Chris Paul plans.
He was planning when he forced a trade out of New Orleans a decade ago. He was planning when he creatively used a contract option to come to Houston. He was planning when he helped change an obscure age rule in the collective agreement that would give him the chance of an extra double-digit million dollar salary.
Even in the moments after Paul’s Phoenix Suns finished a 125-98 dreshing for the Denver Nuggets to take a 2-0 lead, Paul planned. In the locker room, knowing the Nuggets were coming back from trailing 3-1 twice last season, he got his teammates to think about Game 3 on Friday night in Denver. Paul shared stories of beating the San Antonio Spurs 2-0 in New Orleans in 2008, only to lose in seven games.
But even on his rosiest drawing board, he probably wouldn’t have been able to see the situation developing.
The Suns have won five playoff games in a row and seem to be getting stronger with each win. His longstanding opponents fall off the board. Stephen Curry is at home. LeBron James is home. Injuries are mounting across the league and this time Paul’s shoulder spike, which almost ruined that run before it began, appears to be healed.
The suns are healthy and play great as a group. In both games of the second round, five players scored double digits.
People all over the league are starting to talk about how this could be Paul’s best shot ever in a final. It is perhaps premature to say that his Houston Rockets team led 3-2 in the conference finals against the Golden State Warriors before being knocked out by a hamstring three years ago.
But after the routine disappointments at the LA Clippers and the disappointments and near-misses in Houston, this rising sun streak feels like the most unexpected playoff situation in Paul’s career.
“I’ll tell you,” said Paul after scoring 17 points with 15 assists and no losses in Game 2. “I’ve really never been on a team like this before.”
Working with the Oklahoma City Thunder, Paul had several hopes when selecting a trading destination this past off-season. He wanted to be close to his family in Los Angeles, have good weather and the chance to play alongside a star; he would have that in Devin Booker. Represented by the same agency, Booker desperately sought help. “I’m done not making the playoffs,” Booker said three years ago after a 21-61 season. “I’m serious.”
After a perfect 8-0 in Orlando to narrowly miss the 2020 playoffs, the Suns were on the up mobile – but they weren’t seen as real contenders. Various people in their fan base and organization may have come to this conclusion over the course of this particular season, but now that it actually happens, Paul basks in the position he was in.
Booker was the star he believed in, and his 47-point closeout game to take out the Champion Lakers has been the gem so far. Paul can’t believe how effective his teammates are at shooting. Jae Crowder, Mikal Bridges, Dario Saric, Cam Johnson and Cameron Payne set fire to opponents from outside.
Paul, who was the centerpiece of Lob City with the Clippers and an offensive juggernaut in Houston, says he’s never seen anything like it.
“Everyone shoots,” said Paul. “You don’t have to try to find a specific guy [on our team] are knock-down shooters. “
Chris Paul connects with Deandre Ayton for a roaring two-handed slam.
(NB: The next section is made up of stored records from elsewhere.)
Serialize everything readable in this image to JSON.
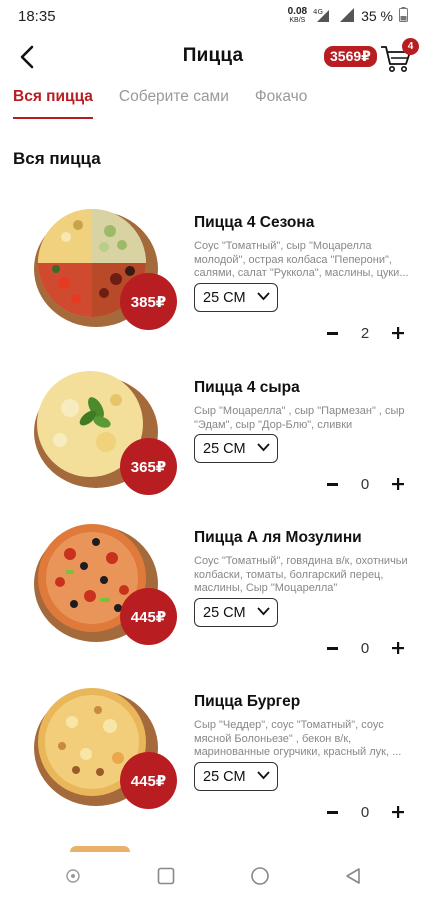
{
  "status": {
    "time": "18:35",
    "net_speed": "0.08",
    "net_unit": "KB/S",
    "network": "4G",
    "battery": "35 %"
  },
  "header": {
    "title": "Пицца",
    "cart_total": "3569₽",
    "cart_count": "4"
  },
  "tabs": [
    {
      "label": "Вся пицца",
      "active": true
    },
    {
      "label": "Соберите сами",
      "active": false
    },
    {
      "label": "Фокачо",
      "active": false
    }
  ],
  "section_title": "Вся пицца",
  "products": [
    {
      "name": "Пицца 4 Сезона",
      "description": "Соус \"Томатный\", сыр \"Моцарелла молодой\", острая колбаса \"Пеперони\", салями, салат \"Руккола\", маслины, цуки...",
      "price": "385₽",
      "size": "25 СМ",
      "qty": "2"
    },
    {
      "name": "Пицца 4 сыра",
      "description": "Сыр \"Моцарелла\" , сыр \"Пармезан\" , сыр \"Эдам\", сыр \"Дор-Блю\", сливки",
      "price": "365₽",
      "size": "25 СМ",
      "qty": "0"
    },
    {
      "name": "Пицца А ля Мозулини",
      "description": "Соус \"Томатный\", говядина в/к, охотничьи колбаски, томаты, болгарский перец, маслины, Сыр \"Моцарелла\"",
      "price": "445₽",
      "size": "25 СМ",
      "qty": "0"
    },
    {
      "name": "Пицца Бургер",
      "description": "Сыр \"Чеддер\", соус \"Томатный\", соус мясной Болоньезе\" , бекон в/к, маринованные огурчики, красный лук, ...",
      "price": "445₽",
      "size": "25 СМ",
      "qty": "0"
    }
  ],
  "colors": {
    "accent": "#b81d22",
    "muted_text": "#888888"
  },
  "icons": {
    "back": "arrow-left-icon",
    "cart": "shopping-cart-icon",
    "minus": "minus-icon",
    "plus": "plus-icon",
    "dropdown": "chevron-down-icon"
  }
}
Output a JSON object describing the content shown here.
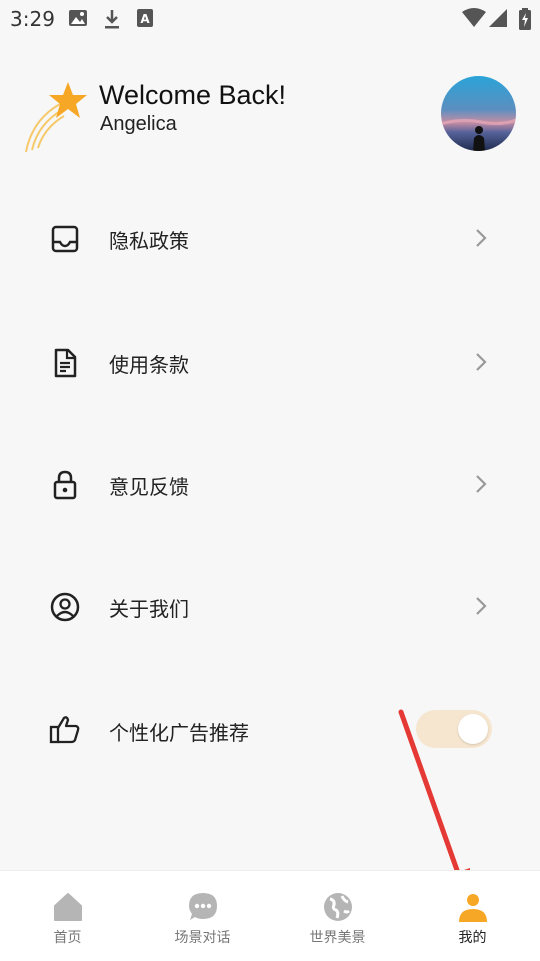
{
  "status_bar": {
    "time": "3:29"
  },
  "header": {
    "welcome": "Welcome Back!",
    "username": "Angelica"
  },
  "menu": [
    {
      "label": "隐私政策",
      "icon": "inbox-icon"
    },
    {
      "label": "使用条款",
      "icon": "document-icon"
    },
    {
      "label": "意见反馈",
      "icon": "lock-icon"
    },
    {
      "label": "关于我们",
      "icon": "user-circle-icon"
    }
  ],
  "ad_setting": {
    "label": "个性化广告推荐",
    "icon": "thumbs-up-icon",
    "enabled": true
  },
  "nav": [
    {
      "label": "首页",
      "icon": "home-icon"
    },
    {
      "label": "场景对话",
      "icon": "chat-icon"
    },
    {
      "label": "世界美景",
      "icon": "globe-icon"
    },
    {
      "label": "我的",
      "icon": "profile-icon",
      "active": true
    }
  ],
  "colors": {
    "accent": "#f6a726",
    "toggle_track": "#f6e6cf",
    "annotation_arrow": "#e53935"
  }
}
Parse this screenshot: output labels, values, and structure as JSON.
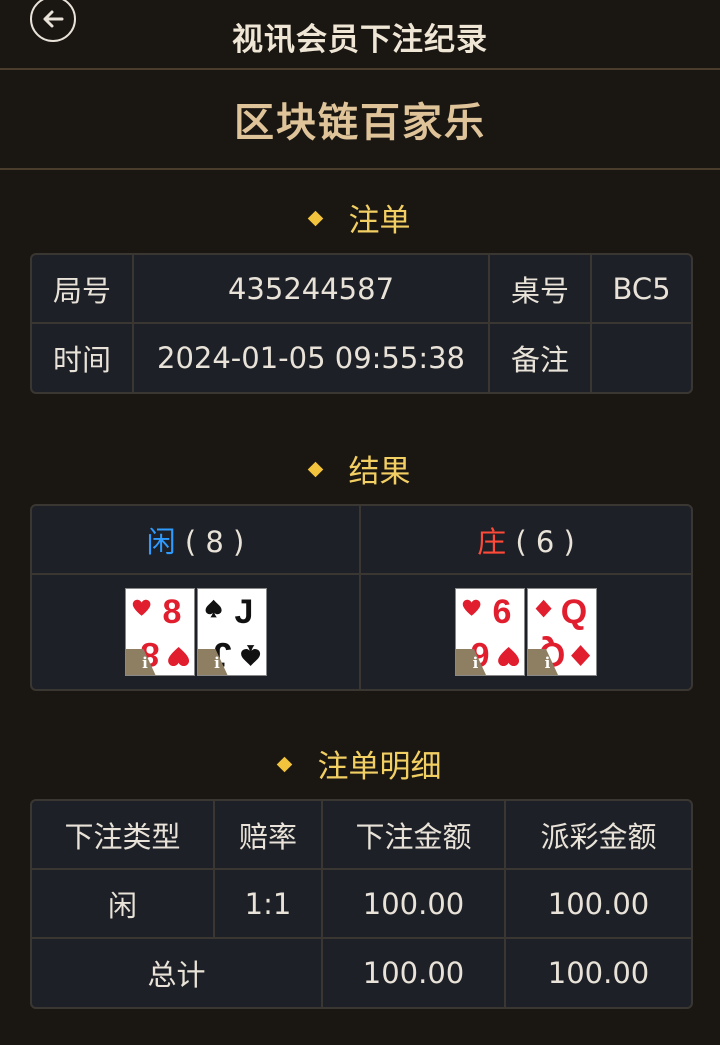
{
  "header": {
    "title": "视讯会员下注纪录"
  },
  "game": {
    "title": "区块链百家乐"
  },
  "sections": {
    "bet": "注单",
    "result": "结果",
    "detail": "注单明细"
  },
  "bet_info": {
    "round_label": "局号",
    "round_value": "435244587",
    "table_label": "桌号",
    "table_value": "BC5",
    "time_label": "时间",
    "time_value": "2024-01-05 09:55:38",
    "note_label": "备注",
    "note_value": ""
  },
  "result": {
    "player": {
      "label": "闲",
      "score": "( 8 )",
      "cards": [
        {
          "rank": "8",
          "suit": "hearts",
          "suit_icon": "heart-icon",
          "color": "#e01e2e"
        },
        {
          "rank": "J",
          "suit": "spades",
          "suit_icon": "spade-icon",
          "color": "#111111"
        }
      ]
    },
    "banker": {
      "label": "庄",
      "score": "( 6 )",
      "cards": [
        {
          "rank": "6",
          "suit": "hearts",
          "suit_icon": "heart-icon",
          "color": "#e01e2e"
        },
        {
          "rank": "Q",
          "suit": "diamonds",
          "suit_icon": "diamond-icon",
          "color": "#e01e2e"
        }
      ]
    },
    "card_badge": "i"
  },
  "detail": {
    "headers": [
      "下注类型",
      "赔率",
      "下注金额",
      "派彩金额"
    ],
    "rows": [
      {
        "type": "闲",
        "odds": "1:1",
        "bet": "100.00",
        "payout": "100.00"
      }
    ],
    "total": {
      "label": "总计",
      "bet": "100.00",
      "payout": "100.00"
    }
  },
  "colors": {
    "gold": "#dfc49a",
    "diamond": "#f2c33c",
    "player": "#2f9bff",
    "banker": "#ff4a3a",
    "odds": "#d7252a"
  }
}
During the five-game winning streak, Paul has 53 assists and four turnover. That’s 53-4. With his better shoulder – he couldn’t even attempt long shots for several games in the last round – he made 14 of 24 shots and 4 of 5 3-points in this series. His two threesomes on Wednesday were fourth quarter daggers.
“He plays games better than anyone I’ve ever seen,” said Suns coach Monty Williams. “For me this is not a matter of course, nor is it for our team.”
It’s dangerous to believe this fairy tale continues, Paul’s playoff career is a long string of unexpected setbacks. But it is also in man’s nature to watch him at the age of 36 and wonder if a bit of karma is going his way.
Outwardly, Paul won’t let it, he’s done literally dozens of commercials about insurance for unexpected disasters. But inside he can probably see the road ahead and begin to feel some warmth.
“We’re cool,” said Paul. “We have people who understand the moment.”